The Bakersfield Association of Retarded Citizens has long relied on state funding as well as revenue from its recycling business to support programs for its clients with developmental disabilities.

This year, both revenue sources are too low.

BARC President Jim Baldwin said his organization - and people with disabilities all over the state - has been the third item on a two item agenda in Sacramento for decades.

"The governor is screwing with people's lives," he said.

Baldwin, who lost week rallied with other advocates at the state capitol following the governor's state of the state address, says spending on state ARC chapters has been frozen for years at 1992 levels despite California's present budget surplus.

The people most impacted by the funding woes are clients who have found paying jobs with BARC - things like cardboard sorting, labeling and box making - who otherwise would struggle to find their place in the job market.

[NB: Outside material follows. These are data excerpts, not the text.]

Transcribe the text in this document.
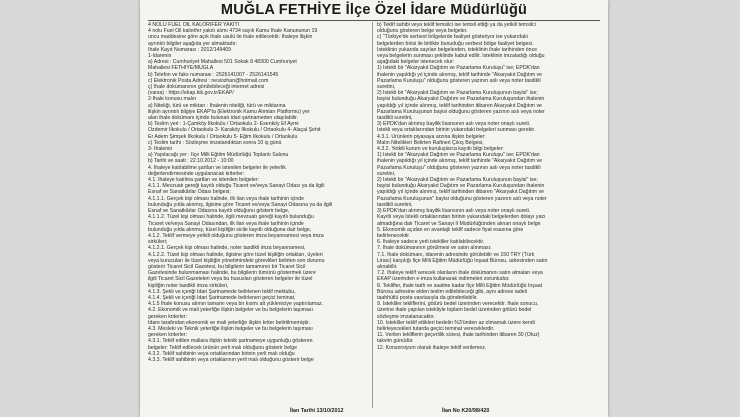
MUĞLA FETHİYE İlçe Özel İdare Müdürlüğü
4 NOLU FUEL OIL KALORİFER YAKITI
4 nolu Fuel Oil kalorifer yakıtı alımı 4734 sayılı Kamu İhale Kanununun 19
uncu maddesine göre açık ihale usulü ile ihale edilecektir. İhaleye ilişkin
ayrıntılı bilgiler aşağıda yer almaktadır:
İhale Kayıt Numarası : 2012/149409
1-İdarenin
a) Adresi : Cumhuriyet Mahallesi 501 Sokak 8 48300 Cumhuriyet
Mahallesi FETHİYE/MUĞLA
b) Telefon ve faks numarası : 2526141007 - 2526141545
c) Elektronik Posta Adresi : nesiozhan@hotmail.com
ç) İhale dokümanının görülebileceği internet adresi
(varsa) : https://ekap.kik.gov.tr/EKAP/
2-İhale konusu malın
a) Niteliği, türü ve miktarı : İhalenin niteliği, türü ve miktarına
ilişkin ayrıntılı bilgiye EKAP'ta (Elektronik Kamu Alımları Platformu) yer
alan ihale dokümanı içinde bulunan idari şartnameden ulaşılabilir.
b) Teslim yeri : 1-Çamköy İlkokulu / Ortaokulu 2- Esenköy Ef Aymi
Özdemir İlkokulu / Ortaokulu 3- Karaköy İlkokulu / Ortaokulu 4- Alaçal Şehit
Er Adem Şimşek İlkokulu / Ortaokulu 5- Eğim İlkokulu / Ortaokulu
c) Teslim tarihi : Sözleşme imzalandıktan sonra 10 iş günü
3- İhalenin
a) Yapılacağı yer : İlçe Milli Eğitim Müdürlüğü Toplantı Salonu
b) Tarihi ve saati : 22.10.2012 - 10:00
4. İhaleye katılabilme şartları ve istenilen belgeler ile yeterlik
değerlendirmesinde uygulanacak kriterler:
4.1. İhaleye katılma şartları ve istenilen belgeler:
4.1.1. Mevzuatı gereği kayıtlı olduğu Ticaret ve/veya Sanayi Odası ya da ilgili
Esnaf ve Sanatkârlar Odası belgesi;
4.1.1.1. Gerçek kişi olması halinde, ilk ilan veya ihale tarihinin içinde
bulunduğu yılda alınmış, ilgisine göre Ticaret ve/veya Sanayi Odasına ya da ilgili
Esnaf ve Sanatkârlar Odasına kayıtlı olduğunu gösterir belge,
4.1.1.2. Tüzel kişi olması halinde, ilgili mevzuatı gereği kayıtlı bulunduğu
Ticaret ve/veya Sanayi Odasından, ilk ilan veya ihale tarihinin içinde
bulunduğu yılda alınmış, tüzel kişiliğin sicile kayıtlı olduğuna dair belge,
4.1.2. Teklif vermeye yetkili olduğunu gösteren imza beyannamesi veya imza
sirküleri;
4.1.2.1. Gerçek kişi olması halinde, noter tasdikli imza beyannamesi,
4.1.2.2. Tüzel kişi olması halinde, ilgisine göre tüzel kişiliğin ortakları, üyeleri
veya kurucuları ile tüzel kişiliğin yönetimindeki görevlileri belirten son durumu
gösterir Ticaret Sicil Gazetesi, bu bilgilerin tamamının bir Ticaret Sicil
Gazetesinde bulunmaması halinde, bu bilgilerin tümünü göstermek üzere
ilgili Ticaret Sicil Gazeteleri veya bu hususları gösteren belgeler ile tüzel
kişiliğin noter tasdikli imza sirküleri,
4.1.3. Şekli ve içeriği İdari Şartnamede belirlenen teklif mektubu,
4.1.4. Şekli ve içeriği İdari Şartnamede belirlenen geçici teminat,
4.1.5 İhale konusu alımın tamamı veya bir kısmı alt yükleniciye yaptırılamaz.
4.2. Ekonomik ve mali yeterliğe ilişkin belgeler ve bu belgelerin taşıması
gereken kriterler:
İdare tarafından ekonomik ve mali yeterliğe ilişkin kriter belirtilmemiştir.
4.3. Mesleki ve Teknik yeterliğe ilişkin belgeler ve bu belgelerin taşıması
gereken kriterler:
4.3.1. Teklif edilen mallara ilişkin teknik şartnameye uygunluğu gösteren
belgeler: Teklif edilecek ürünün yerli malı olduğunu gösterir belge
4.3.2. Teklif sahibinin veya ortaklarından birinin yerli malı olduğu
4.3.3. Teklif sahibinin veya ortaklarının yerli malı olduğunu gösterir belge
b) Teklif sahibi veya teklif temsilci ise temsil ettiği ya da yetkili temsilci
olduğunu gösteren belge veya belgeler.
c) "Türkiye'de serbest bölgelerde faaliyet gösteriyor ise yukarıdaki
belgelerden birisi ile birlikte bunuduğu serbest bölge faaliyet belgesi.
İsteklinin yukarıda sayılan belgelerden, isteklinin ihale tarihinden önce
veya belgelerin sunması şeklinde kabul edilir. İsteklinin imzaladığı olduğu
aşağıdaki belgeler istenecek olur:
1) İstekli bir "Akaryakıt Dağıtım ve Pazarlama Kuruluşu" ise; EPDK'dan
ihalenin yapıldığı yıl içinde alınmış, teklif tarihinde "Akaryakıt Dağıtım ve
Pazarlama Kuruluşu" olduğunu gösteren yazının aslı veya noter tasdikli
suretini,
2) İstekli bir "Akaryakıt Dağıtım ve Pazarlama Kuruluşunun bayisi" ise;
bayisi bulunduğu Akaryakıt Dağıtım ve Pazarlama Kuruluşundan ihalenin
yapıldığı yıl içinde alınmış, teklif tarihinden itibaren Akaryakıt Dağıtım ve
Pazarlama Kuruluşunun bayisi olduğunu gösteren yazının aslı veya noter
tasdikli suretini,
3) EPDK'dan alınmış bayilik lisansının aslı veya noter onaylı sureti.
İstekli veya ortaklarından birinin yukarıdaki belgeleri sunması gerekir.
4.3.1. Ürünlerin piyasaya arzına ilişkin belgeler:
Malın Nitelikleri Belirten Rafineri Çıkış Belgesi,
4.3.2. Yetkili kurum ve kuruluşlarca kayıtlı bilgi belgeler:
1) İstekli bir "Akaryakıt Dağıtım ve Pazarlama Kuruluşu" ise; EPDK'dan
ihalenin yapıldığı yıl içinde alınmış, teklif tarihinde "Akaryakıt Dağıtım ve
Pazarlama Kuruluşu" olduğunu gösteren yazının aslı veya noter tasdikli
suretini,
2) İstekli bir "Akaryakıt Dağıtım ve Pazarlama Kuruluşunun bayisi" ise;
bayisi bulunduğu Akaryakıt Dağıtım ve Pazarlama Kuruluşundan ihalenin
yapıldığı yıl içinde alınmış, teklif tarihinden itibaren "Akaryakıt Dağıtım ve
Pazarlama Kuruluşunun" bayisi olduğunu gösteren yazının aslı veya noter
tasdikli suretini,
3) EPDK'dan alınmış bayilik lisansının aslı veya noter onaylı sureti.
Kayıtlı veya İstekli ortaklarından birinin yukarıdaki belgelerden dolayı yazı
almadığına dair Ticaret ve Sanayi İl Müdürlüğünden alınan onaylı belge
5. Ekonomik açıdan en avantajlı teklif sadece fiyat esasına göre
belirlenecektir.
6. İhaleye sadece yerli istekliler katılabilecektir.
7. İhale dokümanının görülmesi ve satın alınması:
7.1. İhale dokümanı, idarenin adresinde görülebilir ve 150 TRY (Türk
Lirası) karşılığı İlçe Milli Eğitim Müdürlüğü İnşaat Bürosu, adresinden satın
alınabilir.
7.2. İhaleye teklif verecek olanların ihale dokümanını satın almaları veya
EKAP üzerinden e-imza kullanarak indirmeleri zorunludur.
8. Teklifler, ihale tarih ve saatine kadar İlçe Milli Eğitim Müdürlüğü İnşaat
Bürosu adresine elden teslim edilebileceği gibi, aynı adrese iadeli
taahhütlü posta vasıtasıyla da gönderilebilir.
9. İstekliler tekliflerini, götürü bedel üzerinden verecektir. İhale sonucu,
üzerine ihale yapılan istekliyle toplam bedel üzerinden götürü bedel
sözleşme imzalanacaktır.
10. İstekliler teklif ettikleri bedelin %3'ünden az olmamak üzere kendi
belirleyecekleri tutarda geçici teminat vereceklerdir.
11. Verilen tekliflerin geçerlilik süresi, ihale tarihinden itibaren 30 (Otuz)
takvim günüdür.
12. Konsorsiyum olarak ihaleye teklif verilemez.
İlan Tarihi 13/10/2012	İlan No K20/98/420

ARC officials say that Assemblywoman Shannon Grove is the loudest voice in the state for their cause. In fact, all of Bakersfield's representatives in Sacramento have voiced strong support for additional funding of programs for disabled Californians. Where they disagree is who's to blame for the inaction.

The three Republicans - Senators Jean Fuller and Andy Vidak and Grove - say Democrats last year agreed to half of what Republican lawmakers wanted but that the funding was ultimately removed by Gov. Jerry Brown.

Assemblyman Rudy Salas, a Democrat, said he's confident his party can find common ground with Republicans and approve spending increases.

Eyewitness News reached out to the governor for comment and received a phone call Monday afternoon from spokesman H.D. Palmer, who said the governor is concerned about the funding for ARC chapters around the state and last year convened a special session of the legislature to discuss long term reforms to health care financing he says would give ARC more resources.

But the legislature isn't on board with his proposal.

The cuts to BARC programs begin at the end of the month.